Paylaş
Portakallar kötü bir dönemden geçiyorlardı ve bunun baskısını hissediyorlardı. Böyle bir dönemde yaşanan hoca ve oyuncu değişimleri de rakibimizi saha içinde karmaşık bir ekip haline getiriyordu. İlk yarım saatte golü yemiş olmamıza rağmen kendi alanımızı iyi kapatıp Hollanda’nın etkili adamlarına alan bırakmamaya çalıştık. Sadece bunu yapmadık, kazandığımız topları hızlı ve iyi kullandığımızı söyleyebiliriz. Oyunun ilk bölümü maçla ilgili şifreyi verdi bize: Sağı durdur, solu vur.

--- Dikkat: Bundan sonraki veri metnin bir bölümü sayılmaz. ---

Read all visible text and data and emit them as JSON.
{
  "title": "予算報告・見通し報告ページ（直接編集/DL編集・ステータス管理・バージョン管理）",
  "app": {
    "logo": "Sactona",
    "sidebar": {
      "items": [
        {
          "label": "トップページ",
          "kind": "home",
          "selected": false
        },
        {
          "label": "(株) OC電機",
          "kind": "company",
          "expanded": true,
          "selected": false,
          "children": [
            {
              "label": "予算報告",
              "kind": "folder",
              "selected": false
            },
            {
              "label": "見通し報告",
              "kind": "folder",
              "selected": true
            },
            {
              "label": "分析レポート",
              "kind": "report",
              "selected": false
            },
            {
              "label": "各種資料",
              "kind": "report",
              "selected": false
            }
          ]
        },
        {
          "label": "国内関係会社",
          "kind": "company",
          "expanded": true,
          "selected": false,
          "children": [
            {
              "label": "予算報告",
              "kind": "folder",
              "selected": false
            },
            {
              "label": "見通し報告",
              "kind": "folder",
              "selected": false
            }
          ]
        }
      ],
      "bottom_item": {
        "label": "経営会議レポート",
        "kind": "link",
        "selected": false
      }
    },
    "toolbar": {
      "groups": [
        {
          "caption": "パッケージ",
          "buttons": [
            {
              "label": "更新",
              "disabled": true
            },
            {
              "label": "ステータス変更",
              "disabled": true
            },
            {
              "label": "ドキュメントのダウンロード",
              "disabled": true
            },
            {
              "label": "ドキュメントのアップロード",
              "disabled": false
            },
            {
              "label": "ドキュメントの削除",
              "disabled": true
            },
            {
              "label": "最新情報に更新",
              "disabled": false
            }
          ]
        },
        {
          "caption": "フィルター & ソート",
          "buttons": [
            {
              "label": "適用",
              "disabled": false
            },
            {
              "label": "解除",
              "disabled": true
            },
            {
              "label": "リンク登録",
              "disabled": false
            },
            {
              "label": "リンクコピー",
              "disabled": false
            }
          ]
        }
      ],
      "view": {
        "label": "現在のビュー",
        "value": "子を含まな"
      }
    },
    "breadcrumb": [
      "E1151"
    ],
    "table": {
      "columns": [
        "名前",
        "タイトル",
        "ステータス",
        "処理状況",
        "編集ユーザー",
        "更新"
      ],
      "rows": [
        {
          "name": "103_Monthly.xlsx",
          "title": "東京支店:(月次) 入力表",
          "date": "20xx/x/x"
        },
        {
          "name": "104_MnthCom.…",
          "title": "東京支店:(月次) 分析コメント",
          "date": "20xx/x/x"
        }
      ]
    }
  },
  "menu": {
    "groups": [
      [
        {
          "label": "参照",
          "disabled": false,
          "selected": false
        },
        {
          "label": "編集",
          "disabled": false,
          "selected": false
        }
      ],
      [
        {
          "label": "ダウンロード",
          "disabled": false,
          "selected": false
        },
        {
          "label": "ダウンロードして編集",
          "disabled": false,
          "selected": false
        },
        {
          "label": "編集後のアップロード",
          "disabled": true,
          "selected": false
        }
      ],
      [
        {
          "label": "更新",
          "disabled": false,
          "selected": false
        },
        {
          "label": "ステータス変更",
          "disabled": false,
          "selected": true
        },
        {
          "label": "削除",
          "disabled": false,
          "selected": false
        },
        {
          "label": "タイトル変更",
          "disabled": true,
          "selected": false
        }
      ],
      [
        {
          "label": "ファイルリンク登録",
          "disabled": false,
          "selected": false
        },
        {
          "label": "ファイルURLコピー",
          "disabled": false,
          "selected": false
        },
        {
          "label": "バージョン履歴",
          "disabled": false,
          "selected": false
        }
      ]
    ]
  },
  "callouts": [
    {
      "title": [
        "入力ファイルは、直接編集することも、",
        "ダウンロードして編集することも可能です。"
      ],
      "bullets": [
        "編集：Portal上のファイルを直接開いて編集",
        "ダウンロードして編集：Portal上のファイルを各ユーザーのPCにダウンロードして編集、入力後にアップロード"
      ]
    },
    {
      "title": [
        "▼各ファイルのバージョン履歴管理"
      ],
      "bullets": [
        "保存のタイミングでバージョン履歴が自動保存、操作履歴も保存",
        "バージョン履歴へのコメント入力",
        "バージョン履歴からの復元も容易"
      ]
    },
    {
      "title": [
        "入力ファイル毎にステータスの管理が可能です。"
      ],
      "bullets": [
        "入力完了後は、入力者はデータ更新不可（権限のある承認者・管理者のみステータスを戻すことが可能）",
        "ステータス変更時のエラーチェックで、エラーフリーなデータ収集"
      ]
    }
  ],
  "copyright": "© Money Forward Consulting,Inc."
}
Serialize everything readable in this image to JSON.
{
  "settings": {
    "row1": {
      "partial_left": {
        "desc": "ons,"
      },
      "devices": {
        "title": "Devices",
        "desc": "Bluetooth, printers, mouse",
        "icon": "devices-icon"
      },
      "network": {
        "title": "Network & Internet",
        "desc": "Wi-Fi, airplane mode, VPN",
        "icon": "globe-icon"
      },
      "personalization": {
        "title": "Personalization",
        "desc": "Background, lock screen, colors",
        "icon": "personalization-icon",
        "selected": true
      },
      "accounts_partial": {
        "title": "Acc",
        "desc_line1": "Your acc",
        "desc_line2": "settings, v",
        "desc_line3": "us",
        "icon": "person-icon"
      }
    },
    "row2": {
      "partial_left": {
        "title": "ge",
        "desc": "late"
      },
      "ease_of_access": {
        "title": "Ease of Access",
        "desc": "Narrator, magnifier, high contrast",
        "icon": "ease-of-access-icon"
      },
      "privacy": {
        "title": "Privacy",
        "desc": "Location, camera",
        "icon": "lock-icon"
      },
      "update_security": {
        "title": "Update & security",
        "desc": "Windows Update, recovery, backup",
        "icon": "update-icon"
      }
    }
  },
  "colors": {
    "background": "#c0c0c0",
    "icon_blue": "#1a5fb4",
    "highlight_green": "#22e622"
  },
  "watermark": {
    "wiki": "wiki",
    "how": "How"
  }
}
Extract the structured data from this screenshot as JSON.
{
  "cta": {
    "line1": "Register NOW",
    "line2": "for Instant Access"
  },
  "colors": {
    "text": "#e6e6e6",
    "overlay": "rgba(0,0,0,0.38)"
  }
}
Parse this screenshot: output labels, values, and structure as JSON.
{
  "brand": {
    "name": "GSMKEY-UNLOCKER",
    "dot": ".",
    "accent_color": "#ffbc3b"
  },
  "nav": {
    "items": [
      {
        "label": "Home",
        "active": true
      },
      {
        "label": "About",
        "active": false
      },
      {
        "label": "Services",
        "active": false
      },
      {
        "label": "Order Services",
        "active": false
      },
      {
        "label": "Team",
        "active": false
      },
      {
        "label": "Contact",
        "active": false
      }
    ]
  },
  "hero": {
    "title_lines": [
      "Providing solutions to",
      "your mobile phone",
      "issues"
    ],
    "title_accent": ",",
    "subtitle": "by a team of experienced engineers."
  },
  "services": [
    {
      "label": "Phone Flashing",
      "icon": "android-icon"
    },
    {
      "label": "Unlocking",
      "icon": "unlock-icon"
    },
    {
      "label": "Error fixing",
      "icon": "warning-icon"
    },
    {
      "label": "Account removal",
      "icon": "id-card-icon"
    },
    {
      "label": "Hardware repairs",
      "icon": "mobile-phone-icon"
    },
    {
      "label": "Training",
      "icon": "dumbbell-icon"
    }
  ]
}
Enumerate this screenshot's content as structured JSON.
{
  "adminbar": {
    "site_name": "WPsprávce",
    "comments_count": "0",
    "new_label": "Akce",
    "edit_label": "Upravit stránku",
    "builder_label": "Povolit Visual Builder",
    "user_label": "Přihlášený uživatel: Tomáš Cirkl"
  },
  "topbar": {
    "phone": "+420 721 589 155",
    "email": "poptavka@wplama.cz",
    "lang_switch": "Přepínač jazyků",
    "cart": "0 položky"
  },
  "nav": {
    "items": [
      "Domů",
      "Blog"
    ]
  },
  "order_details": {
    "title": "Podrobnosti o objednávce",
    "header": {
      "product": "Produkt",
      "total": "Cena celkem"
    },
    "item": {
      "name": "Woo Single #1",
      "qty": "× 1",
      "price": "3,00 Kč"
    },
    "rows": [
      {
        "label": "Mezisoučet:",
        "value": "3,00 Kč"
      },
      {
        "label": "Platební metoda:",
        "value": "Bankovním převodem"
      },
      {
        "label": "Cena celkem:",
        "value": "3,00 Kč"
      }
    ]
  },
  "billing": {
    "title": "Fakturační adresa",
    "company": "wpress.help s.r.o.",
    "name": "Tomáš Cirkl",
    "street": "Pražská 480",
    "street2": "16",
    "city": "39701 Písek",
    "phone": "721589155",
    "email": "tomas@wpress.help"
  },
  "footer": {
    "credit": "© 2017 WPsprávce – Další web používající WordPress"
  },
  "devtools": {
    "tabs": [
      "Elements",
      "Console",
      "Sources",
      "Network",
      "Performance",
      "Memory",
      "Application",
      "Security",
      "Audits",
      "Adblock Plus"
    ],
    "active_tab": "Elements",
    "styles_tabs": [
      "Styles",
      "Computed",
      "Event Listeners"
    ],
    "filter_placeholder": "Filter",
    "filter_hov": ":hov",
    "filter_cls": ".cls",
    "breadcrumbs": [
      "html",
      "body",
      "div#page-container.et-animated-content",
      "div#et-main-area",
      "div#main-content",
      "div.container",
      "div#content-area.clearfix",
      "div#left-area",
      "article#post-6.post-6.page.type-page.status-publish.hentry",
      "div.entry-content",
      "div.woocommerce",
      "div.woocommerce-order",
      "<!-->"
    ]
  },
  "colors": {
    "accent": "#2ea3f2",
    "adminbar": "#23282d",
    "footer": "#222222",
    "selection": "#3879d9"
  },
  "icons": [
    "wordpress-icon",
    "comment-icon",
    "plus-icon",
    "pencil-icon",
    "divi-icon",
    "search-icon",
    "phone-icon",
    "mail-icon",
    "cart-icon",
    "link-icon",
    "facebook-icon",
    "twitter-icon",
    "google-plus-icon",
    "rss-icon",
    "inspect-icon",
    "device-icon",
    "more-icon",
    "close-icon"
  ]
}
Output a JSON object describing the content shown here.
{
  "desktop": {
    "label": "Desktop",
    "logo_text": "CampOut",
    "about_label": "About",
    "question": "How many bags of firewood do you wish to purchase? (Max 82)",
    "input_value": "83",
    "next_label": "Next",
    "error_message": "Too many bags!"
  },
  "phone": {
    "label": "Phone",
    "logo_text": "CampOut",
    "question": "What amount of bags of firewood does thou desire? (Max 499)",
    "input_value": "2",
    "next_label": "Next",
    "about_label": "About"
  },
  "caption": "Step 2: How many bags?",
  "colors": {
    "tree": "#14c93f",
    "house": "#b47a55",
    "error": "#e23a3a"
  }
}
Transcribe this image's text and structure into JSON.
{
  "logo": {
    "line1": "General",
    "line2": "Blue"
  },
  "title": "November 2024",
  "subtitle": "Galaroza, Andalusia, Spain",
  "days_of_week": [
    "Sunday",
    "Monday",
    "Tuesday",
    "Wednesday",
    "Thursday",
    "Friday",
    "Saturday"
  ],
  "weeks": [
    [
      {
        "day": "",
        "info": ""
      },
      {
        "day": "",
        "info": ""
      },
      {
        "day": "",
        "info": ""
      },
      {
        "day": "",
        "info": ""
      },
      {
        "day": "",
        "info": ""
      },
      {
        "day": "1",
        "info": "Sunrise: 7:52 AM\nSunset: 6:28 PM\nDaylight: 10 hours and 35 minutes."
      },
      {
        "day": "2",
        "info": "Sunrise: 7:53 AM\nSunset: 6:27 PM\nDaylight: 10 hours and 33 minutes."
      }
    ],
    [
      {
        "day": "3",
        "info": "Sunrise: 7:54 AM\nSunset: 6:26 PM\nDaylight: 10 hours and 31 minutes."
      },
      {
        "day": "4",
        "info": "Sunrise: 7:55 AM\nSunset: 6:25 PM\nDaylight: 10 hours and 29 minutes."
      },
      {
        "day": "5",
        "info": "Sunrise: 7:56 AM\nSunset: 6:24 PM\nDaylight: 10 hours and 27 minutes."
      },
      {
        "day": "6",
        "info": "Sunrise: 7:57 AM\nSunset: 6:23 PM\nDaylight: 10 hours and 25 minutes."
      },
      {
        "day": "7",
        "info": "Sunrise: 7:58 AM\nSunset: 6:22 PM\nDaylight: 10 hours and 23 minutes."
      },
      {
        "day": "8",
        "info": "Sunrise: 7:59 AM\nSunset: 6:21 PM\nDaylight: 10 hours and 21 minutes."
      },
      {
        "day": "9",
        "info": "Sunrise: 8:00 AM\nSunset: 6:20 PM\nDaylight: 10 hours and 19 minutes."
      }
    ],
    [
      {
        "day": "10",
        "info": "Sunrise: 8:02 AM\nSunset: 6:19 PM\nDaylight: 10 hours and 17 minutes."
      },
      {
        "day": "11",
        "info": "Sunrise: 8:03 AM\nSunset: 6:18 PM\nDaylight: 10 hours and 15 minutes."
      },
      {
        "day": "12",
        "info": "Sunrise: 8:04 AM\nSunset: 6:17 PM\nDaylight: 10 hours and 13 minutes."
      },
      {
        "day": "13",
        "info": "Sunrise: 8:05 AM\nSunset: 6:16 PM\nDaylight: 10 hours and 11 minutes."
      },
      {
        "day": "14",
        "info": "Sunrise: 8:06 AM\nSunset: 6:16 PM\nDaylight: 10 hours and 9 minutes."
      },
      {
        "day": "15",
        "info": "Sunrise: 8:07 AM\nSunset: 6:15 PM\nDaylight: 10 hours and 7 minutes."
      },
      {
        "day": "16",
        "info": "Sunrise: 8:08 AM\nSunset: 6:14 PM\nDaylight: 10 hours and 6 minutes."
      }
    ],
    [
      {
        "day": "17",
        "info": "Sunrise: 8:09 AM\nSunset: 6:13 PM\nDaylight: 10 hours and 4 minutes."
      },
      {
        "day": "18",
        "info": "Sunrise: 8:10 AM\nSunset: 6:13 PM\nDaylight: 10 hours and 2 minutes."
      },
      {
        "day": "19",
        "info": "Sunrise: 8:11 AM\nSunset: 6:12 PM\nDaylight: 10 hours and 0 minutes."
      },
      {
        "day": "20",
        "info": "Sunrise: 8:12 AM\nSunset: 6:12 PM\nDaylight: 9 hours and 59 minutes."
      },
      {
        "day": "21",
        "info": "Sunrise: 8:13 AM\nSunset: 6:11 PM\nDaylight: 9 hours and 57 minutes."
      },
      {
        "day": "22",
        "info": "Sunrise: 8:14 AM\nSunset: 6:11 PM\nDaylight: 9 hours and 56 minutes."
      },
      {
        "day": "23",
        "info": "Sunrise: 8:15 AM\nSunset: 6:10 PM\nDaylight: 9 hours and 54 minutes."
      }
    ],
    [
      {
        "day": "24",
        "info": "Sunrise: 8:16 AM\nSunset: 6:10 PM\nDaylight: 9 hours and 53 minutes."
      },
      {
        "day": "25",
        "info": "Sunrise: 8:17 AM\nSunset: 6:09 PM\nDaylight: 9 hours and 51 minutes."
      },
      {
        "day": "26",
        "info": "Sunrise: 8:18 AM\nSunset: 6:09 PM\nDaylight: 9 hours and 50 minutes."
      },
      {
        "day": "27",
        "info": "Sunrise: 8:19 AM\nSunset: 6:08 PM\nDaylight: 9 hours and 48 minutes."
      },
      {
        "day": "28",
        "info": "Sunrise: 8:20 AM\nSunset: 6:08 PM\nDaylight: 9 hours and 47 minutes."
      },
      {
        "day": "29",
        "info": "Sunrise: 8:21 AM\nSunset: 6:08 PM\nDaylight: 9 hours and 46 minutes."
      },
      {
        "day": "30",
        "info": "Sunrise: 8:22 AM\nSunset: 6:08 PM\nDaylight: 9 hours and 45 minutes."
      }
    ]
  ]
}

Hamit’in Avrupa’nın en etkili ve süratli oyuncusu karşısında zor duruma düşmesi normal. Anormal olan Hamit’in orada başlaması ve devam etmesi idi. Diğer taraftan özellikle Sercan ve Arda’nın sol kenarı kullandığında tehlikeli pozisyonlar yakaladık. İlk yarı bittiğinde Abdullah Hoca’nın 3 hamle yapmasını bekledim.
3 hamle bekledim
1-Ağır kalan Hamit’in yerini değiştirmesi ya da oyundan alması.
2-Acemi sol bek Willems’in üstüne direkt bir oyuncu vermesi.
3-Orta sahaya Selçuk hamlesi yaparak kontrolü ve topu kazanması.
Fakat yapamadıklarımız da vardı.
Birincisi; Robben’in yıldızlaşmasını sağlayan adam eksiltmelerini engelleyemedik.
İkincisi; çok iyi alan ve pozisyon bulmamıza rağmen rakip ceza alanında çoğalamadık.Üçüncüsü; çıkarken ve rakip alanda iken kaptırdığımız toplardan ciddi pozisyon verdik.
Dördüncüsü; bu kadar kötü ve hata yapan bir Hollanda defansına karşı gol atamadık.İkinci yarı tempomuz düştü ve bunun sebebi ilk yarıda çok ama etkisiz yaptığımız koşulardı. Biz genç, yetenekli ve birbirine alıştığında iyi işler yapacak ama zamana ihtiyacı olan bir ekibiz. Herşeye rağmen böyle mağlup olmayı hak etmedik.